Cite as: http://hdl.handle.net/21.11116/0000-0000-8BC7-3
Abstract
Directed evolution has emerged as one of the most effective protein engineering methods in basic research as well as in applications in synthetic organic chemistry and biotechnology. The successful engineering of protein activity, allostery, binding affinity, expression, folding, fluorescence, solubility, substrate scope, selectivity (enantio-, stereo-, and regioselectivity), and/or stability (temperature, organic solvents, pH) is just limited by the throughput of the genetic selection, display, or screening system that is available for a given protein.
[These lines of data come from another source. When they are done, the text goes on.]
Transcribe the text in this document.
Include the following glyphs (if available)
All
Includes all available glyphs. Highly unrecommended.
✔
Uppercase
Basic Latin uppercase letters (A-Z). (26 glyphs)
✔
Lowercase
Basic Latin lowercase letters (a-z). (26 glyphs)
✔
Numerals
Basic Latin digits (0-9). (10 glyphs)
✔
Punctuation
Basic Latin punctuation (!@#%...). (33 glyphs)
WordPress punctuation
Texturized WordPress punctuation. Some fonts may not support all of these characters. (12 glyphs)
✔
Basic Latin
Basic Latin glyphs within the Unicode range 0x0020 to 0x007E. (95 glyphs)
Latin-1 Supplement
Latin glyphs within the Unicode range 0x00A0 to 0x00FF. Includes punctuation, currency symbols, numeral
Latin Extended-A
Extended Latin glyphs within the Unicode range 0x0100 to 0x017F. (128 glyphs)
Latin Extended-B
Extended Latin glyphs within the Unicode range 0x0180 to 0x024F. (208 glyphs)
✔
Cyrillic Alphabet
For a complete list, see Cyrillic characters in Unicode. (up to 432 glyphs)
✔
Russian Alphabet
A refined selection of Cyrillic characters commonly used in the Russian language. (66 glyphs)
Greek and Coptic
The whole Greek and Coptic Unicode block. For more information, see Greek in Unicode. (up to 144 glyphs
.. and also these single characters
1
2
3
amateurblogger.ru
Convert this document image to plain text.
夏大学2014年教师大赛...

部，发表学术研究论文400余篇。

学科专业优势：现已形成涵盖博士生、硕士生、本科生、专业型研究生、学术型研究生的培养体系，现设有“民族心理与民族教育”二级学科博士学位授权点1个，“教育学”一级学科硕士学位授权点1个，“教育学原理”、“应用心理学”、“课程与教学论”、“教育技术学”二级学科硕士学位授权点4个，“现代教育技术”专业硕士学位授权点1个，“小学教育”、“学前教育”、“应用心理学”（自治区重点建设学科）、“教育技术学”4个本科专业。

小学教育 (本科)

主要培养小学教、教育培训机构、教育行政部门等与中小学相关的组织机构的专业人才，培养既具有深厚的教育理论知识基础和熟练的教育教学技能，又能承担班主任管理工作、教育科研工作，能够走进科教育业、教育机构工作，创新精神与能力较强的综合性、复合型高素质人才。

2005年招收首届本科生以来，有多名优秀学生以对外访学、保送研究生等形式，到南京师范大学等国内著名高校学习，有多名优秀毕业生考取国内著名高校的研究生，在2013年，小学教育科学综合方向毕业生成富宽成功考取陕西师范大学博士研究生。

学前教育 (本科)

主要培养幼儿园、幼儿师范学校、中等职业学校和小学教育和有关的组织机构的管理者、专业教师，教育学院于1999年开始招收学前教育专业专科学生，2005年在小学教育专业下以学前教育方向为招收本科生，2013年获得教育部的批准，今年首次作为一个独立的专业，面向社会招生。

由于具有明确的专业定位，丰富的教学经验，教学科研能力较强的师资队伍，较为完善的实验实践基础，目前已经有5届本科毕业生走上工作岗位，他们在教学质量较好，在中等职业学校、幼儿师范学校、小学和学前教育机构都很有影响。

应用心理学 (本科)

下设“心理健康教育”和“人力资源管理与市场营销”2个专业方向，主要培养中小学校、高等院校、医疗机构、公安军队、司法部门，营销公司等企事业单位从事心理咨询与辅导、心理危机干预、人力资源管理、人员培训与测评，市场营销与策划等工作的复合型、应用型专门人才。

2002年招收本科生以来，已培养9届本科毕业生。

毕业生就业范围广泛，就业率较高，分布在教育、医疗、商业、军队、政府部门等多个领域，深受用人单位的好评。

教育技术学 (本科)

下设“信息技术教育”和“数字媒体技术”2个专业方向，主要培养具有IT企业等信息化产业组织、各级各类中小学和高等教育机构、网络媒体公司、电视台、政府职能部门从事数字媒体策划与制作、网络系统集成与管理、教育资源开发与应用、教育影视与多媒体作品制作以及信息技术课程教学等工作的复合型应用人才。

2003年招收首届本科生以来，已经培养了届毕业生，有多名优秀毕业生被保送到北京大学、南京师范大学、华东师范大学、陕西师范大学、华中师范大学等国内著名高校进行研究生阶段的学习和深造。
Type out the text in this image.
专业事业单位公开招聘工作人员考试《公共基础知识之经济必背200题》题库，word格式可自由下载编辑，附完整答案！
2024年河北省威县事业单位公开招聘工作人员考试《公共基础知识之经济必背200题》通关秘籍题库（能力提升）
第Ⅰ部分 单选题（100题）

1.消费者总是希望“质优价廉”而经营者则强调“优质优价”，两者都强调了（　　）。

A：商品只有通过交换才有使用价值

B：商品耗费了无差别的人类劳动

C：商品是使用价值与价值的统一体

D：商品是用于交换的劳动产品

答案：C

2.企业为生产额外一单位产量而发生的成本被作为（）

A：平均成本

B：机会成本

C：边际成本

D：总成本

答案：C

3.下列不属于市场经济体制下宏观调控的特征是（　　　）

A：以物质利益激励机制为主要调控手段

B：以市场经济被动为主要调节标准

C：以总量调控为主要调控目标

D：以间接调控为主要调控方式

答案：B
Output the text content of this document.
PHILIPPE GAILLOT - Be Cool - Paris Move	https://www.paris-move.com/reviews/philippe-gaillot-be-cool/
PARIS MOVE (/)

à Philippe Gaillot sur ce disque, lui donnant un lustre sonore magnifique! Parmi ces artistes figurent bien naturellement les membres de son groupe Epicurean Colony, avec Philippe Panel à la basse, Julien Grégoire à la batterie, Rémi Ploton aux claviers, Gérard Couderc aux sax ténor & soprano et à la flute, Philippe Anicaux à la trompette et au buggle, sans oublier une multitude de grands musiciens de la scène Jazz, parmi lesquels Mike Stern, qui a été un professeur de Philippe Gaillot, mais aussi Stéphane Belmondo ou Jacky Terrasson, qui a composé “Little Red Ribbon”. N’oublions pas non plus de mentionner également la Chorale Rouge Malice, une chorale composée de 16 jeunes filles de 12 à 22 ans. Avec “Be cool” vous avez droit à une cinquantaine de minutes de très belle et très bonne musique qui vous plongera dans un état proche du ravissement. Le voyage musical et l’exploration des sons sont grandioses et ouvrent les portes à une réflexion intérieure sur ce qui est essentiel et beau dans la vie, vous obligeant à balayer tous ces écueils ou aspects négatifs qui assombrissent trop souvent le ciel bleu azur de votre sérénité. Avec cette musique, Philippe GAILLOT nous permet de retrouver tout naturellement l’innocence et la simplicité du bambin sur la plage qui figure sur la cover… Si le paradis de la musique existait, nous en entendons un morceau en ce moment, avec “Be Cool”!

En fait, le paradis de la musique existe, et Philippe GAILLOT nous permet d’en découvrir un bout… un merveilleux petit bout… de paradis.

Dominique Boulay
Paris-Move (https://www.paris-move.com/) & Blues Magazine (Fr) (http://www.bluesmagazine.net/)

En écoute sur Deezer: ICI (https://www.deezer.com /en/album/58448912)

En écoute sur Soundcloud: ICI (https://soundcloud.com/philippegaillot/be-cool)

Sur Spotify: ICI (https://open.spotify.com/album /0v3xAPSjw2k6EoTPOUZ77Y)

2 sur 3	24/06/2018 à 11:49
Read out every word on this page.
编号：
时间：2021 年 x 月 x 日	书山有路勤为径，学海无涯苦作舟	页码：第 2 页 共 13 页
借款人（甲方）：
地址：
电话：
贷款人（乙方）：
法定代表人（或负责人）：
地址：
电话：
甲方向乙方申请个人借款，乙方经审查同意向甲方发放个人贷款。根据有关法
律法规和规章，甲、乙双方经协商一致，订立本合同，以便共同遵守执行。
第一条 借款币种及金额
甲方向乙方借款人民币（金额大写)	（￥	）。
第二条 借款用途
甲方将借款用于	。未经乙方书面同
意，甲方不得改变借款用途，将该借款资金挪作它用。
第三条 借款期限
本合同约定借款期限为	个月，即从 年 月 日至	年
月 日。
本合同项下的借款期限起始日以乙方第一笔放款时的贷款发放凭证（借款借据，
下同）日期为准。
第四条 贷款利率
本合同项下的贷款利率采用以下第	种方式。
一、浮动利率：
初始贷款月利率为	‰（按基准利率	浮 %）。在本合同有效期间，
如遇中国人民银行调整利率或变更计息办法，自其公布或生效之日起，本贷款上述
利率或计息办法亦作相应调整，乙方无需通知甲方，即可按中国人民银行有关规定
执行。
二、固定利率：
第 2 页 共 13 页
Sometimes it is possible to analyze millions of protein variants from combinatorial libraries per day. In other cases, however, only a few hundred variants can be screened in a single day, and thus the creation of smaller yet smarter libraries is needed. Different strategies have been developed to create these libraries. One approach is to perform mutational scanning or to construct “mutability landscapes” in order to understand sequence–function relationships that can guide the actual directed evolution process. Herein we provide a protocol for economically constructing scanning mutagenesis libraries using a cytochrome P450 enzyme in a high-throughput manner. The goal is to engineer activity, regioselectivity, and stereoselectivity in the oxidative hydroxylation of a steroid, a challenging reaction in synthetic organic chemistry. Libraries based on mutability landscapes can be used to engineer any fitness trait of interest. The protocol is also useful for constructing gene libraries for deep mutational scanning experiments.